A Unit-Linked Insurance Plan is a savings product that provides the dual benefit of life insurance cover with investment for long-term capital growth. This gives the investor further tax benefits under Section 80C and Section 10(10D), provided certain terms and conditions apply.
You are compelled to invest in a ULIP policy for a long term, say ten years or more to benefit from it. Even if you do not intend to stay around for too long, you should complete the mandatory lock-in period before winding up your ULIP plan. While the lock-in ULIP was initially three years, IRDAI took it up and increased the same to five years in 2010.
However, investors face tough times to sustain their investments because of the crunch they face financially or due to any personal reasons. They stop paying their premiums and just start thinking of surrendering their policy.
Well, that is definitely not a good situation to be in, and there are definite implications of stopping ULIP premium payments by a policyholder.
No Fine
There is no charge if you withdraw your premium payment after one year. However, you cannot withdraw the amount till the end of the complete lock-in period.

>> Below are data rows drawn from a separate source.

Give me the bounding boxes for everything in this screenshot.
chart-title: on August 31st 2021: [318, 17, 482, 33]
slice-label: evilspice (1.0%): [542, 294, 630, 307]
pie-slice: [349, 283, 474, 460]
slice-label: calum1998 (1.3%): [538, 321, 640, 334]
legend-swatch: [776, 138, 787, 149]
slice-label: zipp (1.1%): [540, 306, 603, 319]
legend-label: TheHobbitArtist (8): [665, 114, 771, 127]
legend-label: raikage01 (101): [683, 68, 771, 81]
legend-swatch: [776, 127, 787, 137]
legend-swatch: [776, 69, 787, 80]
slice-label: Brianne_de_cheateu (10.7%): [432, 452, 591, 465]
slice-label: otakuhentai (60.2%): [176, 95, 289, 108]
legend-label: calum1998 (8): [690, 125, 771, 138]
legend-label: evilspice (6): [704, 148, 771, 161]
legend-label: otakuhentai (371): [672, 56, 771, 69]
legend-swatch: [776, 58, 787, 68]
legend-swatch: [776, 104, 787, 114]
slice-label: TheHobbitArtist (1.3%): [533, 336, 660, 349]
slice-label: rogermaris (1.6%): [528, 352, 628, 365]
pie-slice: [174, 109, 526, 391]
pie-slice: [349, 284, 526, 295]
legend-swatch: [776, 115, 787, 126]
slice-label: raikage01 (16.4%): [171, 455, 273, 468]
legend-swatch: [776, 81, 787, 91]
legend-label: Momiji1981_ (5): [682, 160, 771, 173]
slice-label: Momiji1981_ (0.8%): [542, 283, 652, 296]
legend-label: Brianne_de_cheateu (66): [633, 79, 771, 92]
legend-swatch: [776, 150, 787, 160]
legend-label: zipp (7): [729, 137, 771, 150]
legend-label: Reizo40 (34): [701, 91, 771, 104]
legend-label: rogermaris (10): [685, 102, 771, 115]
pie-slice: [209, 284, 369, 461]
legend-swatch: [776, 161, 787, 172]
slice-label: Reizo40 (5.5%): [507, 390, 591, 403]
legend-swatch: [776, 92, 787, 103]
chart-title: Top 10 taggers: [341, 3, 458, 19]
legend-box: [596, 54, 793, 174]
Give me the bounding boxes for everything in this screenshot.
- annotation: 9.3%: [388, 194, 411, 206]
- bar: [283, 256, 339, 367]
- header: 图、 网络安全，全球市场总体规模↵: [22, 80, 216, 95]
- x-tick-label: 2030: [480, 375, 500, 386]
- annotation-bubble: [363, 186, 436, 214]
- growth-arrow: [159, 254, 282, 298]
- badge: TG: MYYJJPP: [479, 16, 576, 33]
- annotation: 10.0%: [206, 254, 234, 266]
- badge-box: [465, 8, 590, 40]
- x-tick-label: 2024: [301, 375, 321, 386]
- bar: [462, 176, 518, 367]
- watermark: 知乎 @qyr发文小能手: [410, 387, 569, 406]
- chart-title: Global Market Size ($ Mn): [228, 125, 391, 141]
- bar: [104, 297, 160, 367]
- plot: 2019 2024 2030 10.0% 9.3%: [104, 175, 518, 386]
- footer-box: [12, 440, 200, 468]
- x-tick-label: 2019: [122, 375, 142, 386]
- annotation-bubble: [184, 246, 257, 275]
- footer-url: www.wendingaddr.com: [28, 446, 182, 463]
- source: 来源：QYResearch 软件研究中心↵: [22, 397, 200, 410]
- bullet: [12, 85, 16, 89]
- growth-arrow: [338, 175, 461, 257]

Except for the usual charges in the form of surrender charges, annual maintenance charges, fund management charges, etc., all this will be deducted from your accumulated fund before you receive the final pay out after the lock-in period.
No Insurance Cover
Once you stop paying the premiums, life insurance cover will be immediately stopped.
Loss of Capital
All your invested money could be lost if you discontinue premium payments before a year from the completion of the policy.
Grace Period
Your insurance company provides an option of reviving your policy within thirty days of discontinuing your premium paying. This period is called grace period. You can revive your lapsed ULIP during the grace period on paying the unpaid premium with applicable charges.
Tax Implications on Pre-term Surrender
If you are surrendering the ULIP prematurely, income tax on the amount claimed under any tax deduction against it would be charged according to the applicable income tax slabs. TDS can also be deducted from the surrender value.
Payout on Old NAV
NAV stands for Net Asset Value. It refers to the value of each unit of a ULIP policy. It also remains an important indicator of tracing your ULIP performance over the years. The withdrawal amount received is based on the NAV of your ULIP on the withdrawal date.
It does not pay according to the prevailing NAV in case you wish to stop paying your premiums and withdraw an amount after the lock-in period; it'll be calculated according to the prevailing NAV in the year when you stop paying your premium.
You would have gathered by now that unwinding it before time can be a costly affair. It is very painful to suffer the financial loss when one knows that a ULIP policy can yield one marvelous benefits over a long period of time.
Thus, careful planning regarding one's finances must be done, and discontinuing the ULIP premium should only be considered as the ultimate solution.